By: Ashleigh Lustgarten
College admissions, the two most daunting, mysterious, and stressful words for the average high school senior. Every year, students stress over applications, only to anxiously await the fateful decisions from their top schools. Some are rewarded with overstuffed congratulatory envelopes while others are met with devastating rejection notes.
At competitive high schools like Garnet Valley, many seniors are trying their luck to get into the most prestigious colleges in the nation, from selective public schools like the University of Michigan to even more selective privates like MIT. Unfortunately, more often than not, students applying to prestigious institutions such as these are faced with disappointment when they are not admitted.
What is the grand appeal of these schools that have admission rates that dip into the single digits? Are these schools really students’ “dream schools”, or are seniors just attracted to the name?
“Juniors look at [college] rankings and put schools on their list only because of the ranking,” Mr. Salladino, the GVHS college and career counselor, says. “Senior year they start to do a little more research and find out which schools are the best fit for them and which don’t make sense.”
The research part is key. Before spending time and money on an application for a competitive school, it’s important to know that the school offers a compatible program and experience. Cost of attendance is certainly something seniors need to take into consideration, for prestige comes at a price.
“I was worried about the high price [when I applied to UPenn],” Stephanie May, a GVHS senior, says. “I was worried I would go into debt if I went.”
Salladino explains that schools that are not so tuition-dependent (meaning they have big endowments) like Duke are more likely to give generous aid, but many of these schools, such as the ivy leagues, do not give merit-based aid. Most students who want to attend these competitive schools have to be willing to pay at least the majority of the sticker price.
“Even though some schools have a reputation, a less prestigious school may be a better fit for you [because they] offer more scholarships,” Rachel Sokalsky, another GVHS senior, says.
In addition to the cost, a prestigious environment may not be for everyone. Competitive schools tend to have a more challenging course load and a more competitive student body. One survey done by the Humans of University found a list of the top 50 schools with the highest student-body depression rates—not surprisingly, every ivy league school was within the top 20 of that list.
“I would not attend [an ivy league school] because I feel like we constantly hear about the amount of pressure ivy league students are put under,” Rachel Sokalsky says. “I don’t think that’s something I could handle.”

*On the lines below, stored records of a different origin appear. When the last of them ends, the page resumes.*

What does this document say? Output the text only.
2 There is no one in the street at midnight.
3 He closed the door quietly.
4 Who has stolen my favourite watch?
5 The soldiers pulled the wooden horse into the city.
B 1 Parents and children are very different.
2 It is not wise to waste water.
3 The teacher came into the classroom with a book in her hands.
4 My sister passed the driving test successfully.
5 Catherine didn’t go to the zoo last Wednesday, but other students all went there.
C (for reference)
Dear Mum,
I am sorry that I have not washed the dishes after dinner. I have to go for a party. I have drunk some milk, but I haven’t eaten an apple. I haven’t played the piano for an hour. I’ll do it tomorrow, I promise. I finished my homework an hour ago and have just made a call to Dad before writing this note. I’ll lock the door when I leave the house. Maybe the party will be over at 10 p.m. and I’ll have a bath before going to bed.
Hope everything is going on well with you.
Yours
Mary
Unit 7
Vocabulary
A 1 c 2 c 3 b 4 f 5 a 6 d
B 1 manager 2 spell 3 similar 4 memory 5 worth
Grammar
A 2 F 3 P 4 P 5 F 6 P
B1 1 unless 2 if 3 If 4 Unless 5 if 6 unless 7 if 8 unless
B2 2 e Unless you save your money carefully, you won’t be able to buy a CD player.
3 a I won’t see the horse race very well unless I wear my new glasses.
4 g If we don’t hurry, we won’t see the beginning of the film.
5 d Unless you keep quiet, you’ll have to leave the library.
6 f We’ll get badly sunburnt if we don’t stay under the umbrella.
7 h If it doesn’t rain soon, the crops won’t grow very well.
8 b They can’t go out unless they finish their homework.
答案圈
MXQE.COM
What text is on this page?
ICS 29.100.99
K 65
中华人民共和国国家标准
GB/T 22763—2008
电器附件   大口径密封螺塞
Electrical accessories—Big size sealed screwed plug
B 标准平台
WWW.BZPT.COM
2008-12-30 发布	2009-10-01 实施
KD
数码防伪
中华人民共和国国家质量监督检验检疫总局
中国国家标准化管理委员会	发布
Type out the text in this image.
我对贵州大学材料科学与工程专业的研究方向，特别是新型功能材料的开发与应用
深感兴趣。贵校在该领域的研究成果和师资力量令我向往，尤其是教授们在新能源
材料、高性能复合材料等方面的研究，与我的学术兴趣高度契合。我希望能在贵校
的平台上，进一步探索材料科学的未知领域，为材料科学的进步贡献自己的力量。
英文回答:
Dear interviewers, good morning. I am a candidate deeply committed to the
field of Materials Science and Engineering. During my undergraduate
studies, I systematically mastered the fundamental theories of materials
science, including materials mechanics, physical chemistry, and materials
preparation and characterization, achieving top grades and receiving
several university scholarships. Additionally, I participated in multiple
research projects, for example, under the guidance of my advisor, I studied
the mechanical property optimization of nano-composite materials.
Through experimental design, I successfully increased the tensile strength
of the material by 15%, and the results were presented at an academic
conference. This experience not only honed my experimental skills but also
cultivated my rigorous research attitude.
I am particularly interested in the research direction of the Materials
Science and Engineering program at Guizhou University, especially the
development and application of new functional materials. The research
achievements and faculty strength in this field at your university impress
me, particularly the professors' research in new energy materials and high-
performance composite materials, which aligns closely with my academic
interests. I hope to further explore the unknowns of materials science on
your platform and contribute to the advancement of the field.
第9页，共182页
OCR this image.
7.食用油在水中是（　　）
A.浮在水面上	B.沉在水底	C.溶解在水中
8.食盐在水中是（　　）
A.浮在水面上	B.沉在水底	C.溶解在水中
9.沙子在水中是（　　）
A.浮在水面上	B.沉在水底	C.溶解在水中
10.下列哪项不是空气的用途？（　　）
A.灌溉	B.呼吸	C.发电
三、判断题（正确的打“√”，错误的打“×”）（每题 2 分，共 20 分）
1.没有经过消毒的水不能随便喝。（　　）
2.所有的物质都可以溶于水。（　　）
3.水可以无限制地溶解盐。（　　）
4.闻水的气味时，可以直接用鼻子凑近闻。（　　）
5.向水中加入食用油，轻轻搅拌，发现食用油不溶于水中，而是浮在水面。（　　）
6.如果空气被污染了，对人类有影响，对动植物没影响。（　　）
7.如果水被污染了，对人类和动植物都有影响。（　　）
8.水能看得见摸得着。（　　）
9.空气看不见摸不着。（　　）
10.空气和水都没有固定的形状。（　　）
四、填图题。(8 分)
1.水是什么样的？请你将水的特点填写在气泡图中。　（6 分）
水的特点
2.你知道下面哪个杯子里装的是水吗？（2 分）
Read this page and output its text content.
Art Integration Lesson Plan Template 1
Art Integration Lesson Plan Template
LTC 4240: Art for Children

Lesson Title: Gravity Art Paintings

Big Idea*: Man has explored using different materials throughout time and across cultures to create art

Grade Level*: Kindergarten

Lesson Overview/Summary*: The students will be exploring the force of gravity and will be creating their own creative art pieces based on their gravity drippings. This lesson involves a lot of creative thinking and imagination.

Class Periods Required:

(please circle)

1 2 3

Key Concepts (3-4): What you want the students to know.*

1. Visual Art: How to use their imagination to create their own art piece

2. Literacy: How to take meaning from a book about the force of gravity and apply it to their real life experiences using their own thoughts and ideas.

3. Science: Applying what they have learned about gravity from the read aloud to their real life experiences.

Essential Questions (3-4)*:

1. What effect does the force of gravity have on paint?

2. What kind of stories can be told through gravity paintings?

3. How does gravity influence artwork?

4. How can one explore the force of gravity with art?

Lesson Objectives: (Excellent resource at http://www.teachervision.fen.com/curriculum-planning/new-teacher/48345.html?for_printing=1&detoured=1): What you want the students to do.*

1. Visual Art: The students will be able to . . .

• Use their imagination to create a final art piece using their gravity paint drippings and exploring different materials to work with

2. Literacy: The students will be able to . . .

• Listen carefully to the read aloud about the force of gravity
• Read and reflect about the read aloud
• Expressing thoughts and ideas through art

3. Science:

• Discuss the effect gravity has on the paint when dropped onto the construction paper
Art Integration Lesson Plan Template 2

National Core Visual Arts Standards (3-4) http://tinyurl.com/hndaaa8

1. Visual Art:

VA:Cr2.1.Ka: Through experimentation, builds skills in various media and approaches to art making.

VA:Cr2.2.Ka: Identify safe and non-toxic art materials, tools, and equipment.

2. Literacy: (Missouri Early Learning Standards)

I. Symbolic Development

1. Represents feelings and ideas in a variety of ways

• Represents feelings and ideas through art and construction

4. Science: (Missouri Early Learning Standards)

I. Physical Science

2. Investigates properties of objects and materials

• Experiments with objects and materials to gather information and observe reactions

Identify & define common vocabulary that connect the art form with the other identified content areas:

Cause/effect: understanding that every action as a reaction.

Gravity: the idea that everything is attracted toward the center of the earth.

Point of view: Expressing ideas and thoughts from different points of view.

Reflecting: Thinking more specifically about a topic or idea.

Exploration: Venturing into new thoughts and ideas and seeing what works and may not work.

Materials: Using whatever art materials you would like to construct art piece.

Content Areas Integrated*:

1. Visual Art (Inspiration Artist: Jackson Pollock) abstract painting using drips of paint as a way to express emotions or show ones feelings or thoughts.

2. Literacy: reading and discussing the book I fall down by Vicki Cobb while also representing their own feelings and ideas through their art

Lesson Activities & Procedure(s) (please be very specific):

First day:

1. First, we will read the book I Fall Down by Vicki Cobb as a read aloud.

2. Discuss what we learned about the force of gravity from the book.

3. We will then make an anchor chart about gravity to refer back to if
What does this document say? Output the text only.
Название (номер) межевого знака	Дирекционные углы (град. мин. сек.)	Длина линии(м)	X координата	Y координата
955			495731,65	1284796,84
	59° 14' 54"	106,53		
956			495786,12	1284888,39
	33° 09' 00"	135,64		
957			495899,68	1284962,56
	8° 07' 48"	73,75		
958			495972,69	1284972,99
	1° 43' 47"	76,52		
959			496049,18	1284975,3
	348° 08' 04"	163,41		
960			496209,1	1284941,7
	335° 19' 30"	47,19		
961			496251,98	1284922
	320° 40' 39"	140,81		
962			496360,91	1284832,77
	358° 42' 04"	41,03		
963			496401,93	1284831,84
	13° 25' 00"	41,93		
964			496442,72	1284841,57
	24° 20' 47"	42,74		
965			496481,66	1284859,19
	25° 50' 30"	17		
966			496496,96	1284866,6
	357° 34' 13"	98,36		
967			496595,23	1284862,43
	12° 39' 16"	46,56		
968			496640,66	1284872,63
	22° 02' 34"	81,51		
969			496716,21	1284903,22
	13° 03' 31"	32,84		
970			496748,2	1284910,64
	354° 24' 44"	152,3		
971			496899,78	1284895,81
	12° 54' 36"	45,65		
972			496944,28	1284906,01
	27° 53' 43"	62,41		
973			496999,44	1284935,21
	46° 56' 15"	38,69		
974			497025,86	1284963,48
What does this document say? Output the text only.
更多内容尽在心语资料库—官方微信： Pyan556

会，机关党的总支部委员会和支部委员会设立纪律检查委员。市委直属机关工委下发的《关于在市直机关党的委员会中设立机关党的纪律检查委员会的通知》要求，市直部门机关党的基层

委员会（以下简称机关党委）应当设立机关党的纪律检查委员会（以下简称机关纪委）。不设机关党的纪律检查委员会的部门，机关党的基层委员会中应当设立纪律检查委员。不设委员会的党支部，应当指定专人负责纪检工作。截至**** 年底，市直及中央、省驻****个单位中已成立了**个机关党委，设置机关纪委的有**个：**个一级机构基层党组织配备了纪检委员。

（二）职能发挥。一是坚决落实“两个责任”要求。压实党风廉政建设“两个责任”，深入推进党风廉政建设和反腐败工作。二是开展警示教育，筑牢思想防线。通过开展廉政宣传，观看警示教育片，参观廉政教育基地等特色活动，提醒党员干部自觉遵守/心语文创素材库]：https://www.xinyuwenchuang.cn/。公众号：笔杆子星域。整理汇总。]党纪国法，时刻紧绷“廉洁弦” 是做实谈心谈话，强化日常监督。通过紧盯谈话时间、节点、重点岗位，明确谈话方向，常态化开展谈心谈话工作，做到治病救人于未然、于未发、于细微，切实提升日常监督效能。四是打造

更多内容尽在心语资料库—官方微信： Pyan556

Of course, some students thrive in a more competitive environment and are pushed by their hardworking peers to excel in their studies, and prestigious schools do have a reputation for breeding success in the work field.
“[A competitive environment] is good because people are more driven and focused on their goals,” Stephanie May says. “But, [the students there] might be more serious and less focused on making friends, having fun, and extracurriculars.”
Unfortunately, even if a senior does decide that the price and environment of a prestigious school are suitable, not many get an ivy league degree to boast about. Take the University of Pennslyvania; last year, according to their website, UPenn had 56,332 applicants and only admitted 3,304. That’s an admit rate of 5.9%. It seems almost everyone wants to get in, but, why when there are thousands of other institutions out there?
“UPenn has a prestigious business school, my major, so that makes it more attractive,” Stephanie May says. “You might get jobs if the college prestige is higher because [employers] are attracted to the names.”
Prestige is undeniably enticing and often synonymous with intelligence and qualifications. Does that mean that the thousands of applicants that get rejected from these schools aren’t good enough? Not at all.
What many don’t realize is that sometimes, thousands of perfectly qualified candidates get rejected for reasons beyond merit. In many cases, it comes down to the fact that colleges need to make money. According to the book Who Gets In and Why by Jefferey Selingo, the most selective colleges admit more students from the top 1% of the income distribution than from the entire bottom half. This could explain why the student bodies at these schools also happen to be predominantly wealthy and white.
“You hear that these schools [like the ivies] are for the elite families,” Salladino says. “I feel there’s some truth to that.”
It should be noted that these schools are making efforts to increase ethnic and socioeconomic diversity. However, as Jeffery Selingo explains in his book, schools need to admit a certain number of students who have the means to pay in full before they can give aid to those who can’t.
“College is a business at the end of the day,” Salladino discloses. “They need to pay their bills.”
Altogether, admissions into prestigious schools are not a flawless meritocracy. Not getting into “the dream school” or not having the grades to be a quality candidate can be devastating to any high school senior. But, it’s good to keep in mind that there are thousands of quality schools out there that will gladly admit most students and will guide them towards their future careers.
“Do your homework; do your research. Find out what the job placement rate is,” Salladino advises. “A lot of colleges out there accept 50% or more, but people don’t focus on those schools; they focus on the schools in the top 1% that have an admit rate under 10%.”
In the end, the student makes the experience. If they’re engaged, hardworking, and take advantage of all the opportunities provided by their school, they will enjoy success in the work field, prestigious college or not.
“You can pretty much go to any of these schools and get a great education, get a great job, and live a meaningful life,” Salladino says.